Changes in Cortical Composition during Gyrification in the Developing Brain




Background and Hypothesis: Abnormal brain folding has been implicated in neurodivergent conditions such as schizophrenia and autism, yet the mechanical and biological processes responsible for this process are not well understood. One current hypothesis is that cortex growth outpaces growth of the underlying white matter to drive mechanical buckling. However, mechanical stresses, such as those resulting from buckling, can also influence cellular behavior. In this study, we hypothesized that mechanical stresses from cortical folding influence processes of biological growth within the cortex, such as dendrite arborization within the neuropil and neuronal differentiation.

Methods: To quantify change in cell body size and neuropil over the period of cortical folding, sections of the developing ferret brain (postnatal days 20, 26, 32, and 38) were stained with FluoroNissl dye, imaged with confocal microscopy, and analyzed using Fiji software. Change in percent neuropil, cell area, cell density, and overall length were quantified at upper, middle, and lower thirds of the cortex to assess the influence of bending stresses within gyri and sulci during development.

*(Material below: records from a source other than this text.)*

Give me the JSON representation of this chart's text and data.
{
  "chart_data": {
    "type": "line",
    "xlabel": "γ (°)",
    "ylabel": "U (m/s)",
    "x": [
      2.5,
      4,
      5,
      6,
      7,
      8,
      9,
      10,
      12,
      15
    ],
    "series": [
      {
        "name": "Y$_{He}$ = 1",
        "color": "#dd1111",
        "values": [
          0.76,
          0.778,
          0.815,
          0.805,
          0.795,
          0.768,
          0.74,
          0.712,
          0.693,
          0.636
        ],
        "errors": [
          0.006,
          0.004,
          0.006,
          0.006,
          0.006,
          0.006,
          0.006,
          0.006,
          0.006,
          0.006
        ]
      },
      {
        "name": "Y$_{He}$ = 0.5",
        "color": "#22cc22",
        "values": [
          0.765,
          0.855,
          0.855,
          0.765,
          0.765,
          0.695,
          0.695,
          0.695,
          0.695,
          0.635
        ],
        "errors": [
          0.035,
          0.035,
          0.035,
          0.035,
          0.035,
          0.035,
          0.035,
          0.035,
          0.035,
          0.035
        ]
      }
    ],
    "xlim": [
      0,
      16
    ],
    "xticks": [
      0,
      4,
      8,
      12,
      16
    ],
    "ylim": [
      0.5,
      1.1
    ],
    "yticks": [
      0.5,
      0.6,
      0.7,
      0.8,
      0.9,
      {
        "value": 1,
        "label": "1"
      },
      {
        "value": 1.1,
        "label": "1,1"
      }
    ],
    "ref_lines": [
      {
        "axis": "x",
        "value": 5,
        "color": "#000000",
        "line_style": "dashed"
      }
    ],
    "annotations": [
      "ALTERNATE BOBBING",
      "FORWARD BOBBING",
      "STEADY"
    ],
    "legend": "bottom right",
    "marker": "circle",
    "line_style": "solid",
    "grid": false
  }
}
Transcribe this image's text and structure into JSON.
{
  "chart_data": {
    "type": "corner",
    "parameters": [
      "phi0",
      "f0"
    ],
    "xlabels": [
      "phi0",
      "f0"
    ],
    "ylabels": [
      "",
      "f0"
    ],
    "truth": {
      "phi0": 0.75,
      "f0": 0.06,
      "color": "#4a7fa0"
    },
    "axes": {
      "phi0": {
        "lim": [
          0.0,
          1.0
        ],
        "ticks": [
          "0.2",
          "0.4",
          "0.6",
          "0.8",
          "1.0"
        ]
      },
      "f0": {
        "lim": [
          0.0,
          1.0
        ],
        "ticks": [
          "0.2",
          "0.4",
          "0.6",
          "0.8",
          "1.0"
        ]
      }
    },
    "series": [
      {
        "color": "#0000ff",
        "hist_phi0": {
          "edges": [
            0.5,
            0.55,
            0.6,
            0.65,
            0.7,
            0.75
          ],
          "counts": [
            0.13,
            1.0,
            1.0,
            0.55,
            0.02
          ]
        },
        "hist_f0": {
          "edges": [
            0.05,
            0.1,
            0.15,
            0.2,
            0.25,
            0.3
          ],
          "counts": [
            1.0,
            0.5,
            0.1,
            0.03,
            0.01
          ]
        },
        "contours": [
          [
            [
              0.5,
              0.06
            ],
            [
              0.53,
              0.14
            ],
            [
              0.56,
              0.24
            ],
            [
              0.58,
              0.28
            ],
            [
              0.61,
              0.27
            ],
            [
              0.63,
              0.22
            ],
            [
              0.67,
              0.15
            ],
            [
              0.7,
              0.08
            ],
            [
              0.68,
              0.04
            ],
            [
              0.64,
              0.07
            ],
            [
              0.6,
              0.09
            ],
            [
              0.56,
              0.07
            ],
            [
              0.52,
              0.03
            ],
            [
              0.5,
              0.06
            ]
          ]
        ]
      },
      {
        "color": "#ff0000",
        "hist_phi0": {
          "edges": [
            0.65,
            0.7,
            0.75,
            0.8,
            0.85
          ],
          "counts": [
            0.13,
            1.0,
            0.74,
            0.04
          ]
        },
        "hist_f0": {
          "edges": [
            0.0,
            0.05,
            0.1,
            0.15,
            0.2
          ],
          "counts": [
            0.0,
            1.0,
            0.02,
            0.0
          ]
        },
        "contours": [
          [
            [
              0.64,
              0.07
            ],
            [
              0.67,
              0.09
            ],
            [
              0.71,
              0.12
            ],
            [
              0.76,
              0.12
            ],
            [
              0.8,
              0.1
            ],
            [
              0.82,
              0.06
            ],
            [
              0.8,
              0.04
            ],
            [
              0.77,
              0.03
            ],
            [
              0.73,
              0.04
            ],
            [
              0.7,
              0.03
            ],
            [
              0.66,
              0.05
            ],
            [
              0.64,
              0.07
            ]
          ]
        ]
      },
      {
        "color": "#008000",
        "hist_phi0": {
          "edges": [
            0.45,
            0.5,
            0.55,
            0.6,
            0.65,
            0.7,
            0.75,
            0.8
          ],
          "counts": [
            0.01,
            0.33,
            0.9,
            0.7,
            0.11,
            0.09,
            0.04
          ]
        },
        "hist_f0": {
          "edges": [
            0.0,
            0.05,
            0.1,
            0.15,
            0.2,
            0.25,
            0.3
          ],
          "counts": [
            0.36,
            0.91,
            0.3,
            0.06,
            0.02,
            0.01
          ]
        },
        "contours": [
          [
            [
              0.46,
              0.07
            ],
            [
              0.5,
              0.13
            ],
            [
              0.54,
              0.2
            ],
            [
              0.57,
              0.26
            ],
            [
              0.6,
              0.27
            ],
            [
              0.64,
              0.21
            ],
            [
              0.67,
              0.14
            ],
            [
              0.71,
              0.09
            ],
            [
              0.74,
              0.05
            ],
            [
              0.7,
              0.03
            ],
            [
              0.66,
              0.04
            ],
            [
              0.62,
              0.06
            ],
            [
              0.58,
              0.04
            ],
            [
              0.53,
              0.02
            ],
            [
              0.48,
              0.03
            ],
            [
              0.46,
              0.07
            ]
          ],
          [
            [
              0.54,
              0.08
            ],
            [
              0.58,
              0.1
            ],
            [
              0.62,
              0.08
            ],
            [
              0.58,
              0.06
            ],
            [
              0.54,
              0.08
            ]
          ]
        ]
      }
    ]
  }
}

Results: Preliminary analysis revealed a substantial increase in neuropil over time in the upper layers of the cortex. However, gyral regions expected to experience mechanical tension and increased expansion did not exhibit the hypothesized differences in neuropil or cell size. Though there was an overall increase in neuropil volume fraction and cell body size over time, throughout all layers of the cortex, these factors only accounted for roughly 2/3 of the physical growth quantified throughout these cortical layers.

Potential Impact: Findings indicate that neuropil and cell body expansion are insufficient to fully explain the growth observed during cortical folding. These results highlight a potential role for alternative cellular processes, such as the migration of other cell types into the cortex, to induce cortical growth and folding in gyrencephalic species.